The Nightingale Affair
“Because Mason places the killer and his excuses openly among his protagonists, and the threats to Field and his family are menacing and time-linked . . . The Nightingale Affair is at least as much of a thriller as it is a historical novel.”
Tim Mason’s earlier historical mystery, The Darwin Affair, brought Chief Detective Inspector Charles Field into investigating the attempted London murder of Queen Victoria. In a clever twist of expectations, The Nightingale Affair offers a sequel in which Charles Field no longer holds a position with the police, and has sunk to investigating cheating spouses to earn a living. Other aspects of his life seem well in order, though, with his foster son a newly approved mounted policeman, his foster daughter no longer a thief but a clean and cheerful young woman eager to study nursing, and his wife Jane managing the household happily.
Then, in a matter of hours, it’s all upside down, as Field discovers a murder with the unmistakable “calling card” of a killer he thought he’d finished off during his career, in a stint with Florence Nightingale’s British nurses during the Crimean War in the 1850s. At the same time, his son Tom loses his new job through making a morally right choice that counters his superior officer, his daughter Belinda comes under threat, and his wife is summoned once again to the support of now ailing and aging Miss Nightingale.
The book dances back and forth in time, with the heroic Miss Nightingale at the focus of each scenario, and Field himself endlessly struggling to catch up with the nobility and self-denial that the nursing leader models. Mason shifts points of view often, including indulging the killer himself with a podium that allows vicious revenge to justify all sorts of violence.
Mason’s background includes the stage, and there are abundant Shakespearean moments scattered through almost 400 pages of this lively Victorian thriller. Cameo appearances by Benjamin Disraeli and Wilkie Collins and the involvement of the most noted novelist of the time, Charles Dickens, add twists of interest and humor. But death itself is treated solemnly, a fitting counterpart to the woman Mason presents as a guardian of the lives of young men at war and postwar hospitals: a woman of “breathless speed” and irresistible commitment, Florence Nightingale herself:
“There were fully a dozen people, almost all female, rushing in and out of Nightingale’s tower headquarters when Charles Field first saw her. He knew it had to be Nightingale; she was the calm eye of a whirling storm, standing at her desk, answering questions and asking them, issuing orders, and occasionally making entries in a ledger as she stood. Her voice was quiet but had a reedy strength that cut through the seeming chaos around her.”

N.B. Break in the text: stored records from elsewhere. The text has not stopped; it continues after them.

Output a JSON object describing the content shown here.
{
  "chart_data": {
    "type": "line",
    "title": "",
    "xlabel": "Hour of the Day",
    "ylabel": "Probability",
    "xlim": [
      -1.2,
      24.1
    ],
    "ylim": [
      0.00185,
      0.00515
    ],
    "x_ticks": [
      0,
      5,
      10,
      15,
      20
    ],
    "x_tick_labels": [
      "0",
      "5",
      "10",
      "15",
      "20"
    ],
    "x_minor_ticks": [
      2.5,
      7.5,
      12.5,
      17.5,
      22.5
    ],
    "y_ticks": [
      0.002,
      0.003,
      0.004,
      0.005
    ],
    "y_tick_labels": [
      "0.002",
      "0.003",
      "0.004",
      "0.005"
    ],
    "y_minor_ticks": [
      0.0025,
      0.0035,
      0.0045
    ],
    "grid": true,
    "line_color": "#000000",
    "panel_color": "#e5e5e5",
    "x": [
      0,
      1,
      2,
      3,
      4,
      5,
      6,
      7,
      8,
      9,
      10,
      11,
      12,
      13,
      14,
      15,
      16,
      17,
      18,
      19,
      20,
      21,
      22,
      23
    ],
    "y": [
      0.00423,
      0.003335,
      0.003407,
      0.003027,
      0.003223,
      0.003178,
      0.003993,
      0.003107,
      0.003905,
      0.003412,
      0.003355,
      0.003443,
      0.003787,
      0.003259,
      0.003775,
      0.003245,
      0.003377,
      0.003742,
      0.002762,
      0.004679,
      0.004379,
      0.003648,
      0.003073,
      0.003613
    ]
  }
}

Because Mason places the killer and his excuses openly among his protagonists, and the threats to Field and his family are menacing and time-linked, The Nightingale Affair is at least as much of a thriller (think: ticking clock) as it is a historical novel. Yet the portrait of Nightingale both in her prime and as an aging yet still effective advocate is strong and memorable, giving the book its lively flavor that hints at all the shifts in women’s rights and health care about to unfold. Don’t expect an extraordinary police investigation here; read the book instead for the colorful storytelling around this classic “change agent” and her insistence on respect, honor, and care.